Par un pourvoi, un mémoire en réplique et un nouveau mémoire, enregistrés le 19 décembre 2014, le 3 août 2015 et le 14 juin 2016 au secrétariat du contentieux du Conseil d'Etat, le ministre des finances et des comptes publics demande au Conseil d'Etat :
1°) d'annuler cet arrêt de la Cour des comptes ;
2°) réglant l'affaire au fond, de constater que la mise en jeu juridictionnelle de la responsabilité du comptable est devenue sans objet.

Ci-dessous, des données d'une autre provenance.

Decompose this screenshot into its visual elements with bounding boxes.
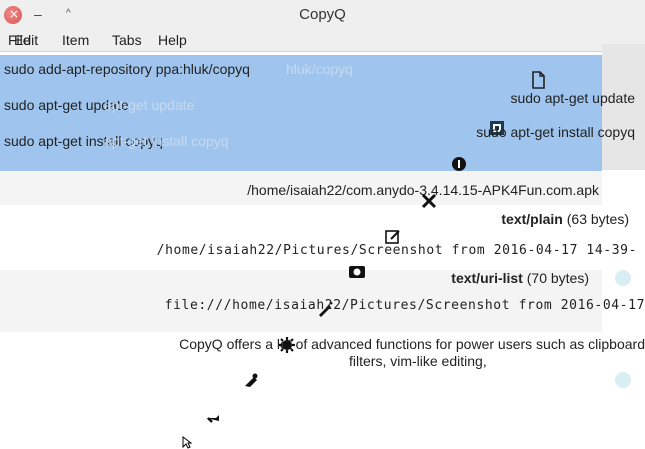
tool-icon [420,192,438,210]
window-title: CopyQ [299,6,346,23]
document-icon [529,71,547,89]
menu-bar: File Edit Item Tabs Help [0,30,645,52]
side-panel [602,44,645,170]
item-preview[interactable]: file:///home/isaiah22/Pictures/Screensho… [165,298,645,313]
item-preview[interactable]: CopyQ offers a lot of advanced functions… [179,336,645,352]
item-preview: sudo apt-get install copyq [476,124,635,140]
item-preview: sudo apt-get update [510,90,635,106]
image-icon [348,263,366,281]
gear-icon [278,336,296,354]
hand-icon [242,372,260,390]
item-text-ghost: apt-get install copyq [104,133,229,149]
item-mime[interactable]: text/plain (63 bytes) [501,211,629,227]
hand-icon [204,408,222,426]
pin-icon [450,155,468,173]
menu-help[interactable]: Help [158,32,187,48]
dot-icon [615,270,631,286]
menu-item[interactable]: Item [62,32,89,48]
mime-type: text/plain [501,211,563,227]
item-text-ghost: apt-get update [104,97,195,113]
menu-tabs[interactable]: Tabs [112,32,142,48]
title-bar: × – ^ CopyQ [0,0,645,30]
item-mime[interactable]: text/uri-list (70 bytes) [451,270,589,286]
item-text-ghost: hluk/copyq [286,61,353,77]
mime-size: (63 bytes) [562,211,629,227]
mime-size: (70 bytes) [522,270,589,286]
item-preview[interactable]: /home/isaiah22/Pictures/Screenshot from … [157,243,637,258]
item-preview-line2: filters, vim-like editing, [349,353,487,369]
mime-type: text/uri-list [451,270,523,286]
dot-icon [615,372,631,388]
mouse-cursor-icon [182,436,192,449]
item-text[interactable]: sudo add-apt-repository ppa:hluk/copyq [4,61,250,77]
menu-edit[interactable]: Edit [14,32,38,48]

Vu les autres pièces du dossier ;
Vu :
- le code général des impôts ;
- la loi n° 63-156 du 23 février 1963, notamment son article 60 ;
- la loi n° 2011-1978 du 28 décembre 2011, notamment son article 90 ;
- le décret n° 77-1017 du 1er septembre 1977 ;
- le code de justice administrative ;
Après avoir entendu en séance publique :
- le rapport de Mme Clémence Olsina, maître des requêtes,
- les conclusions de Mme Suzanne von Coester, rapporteur public.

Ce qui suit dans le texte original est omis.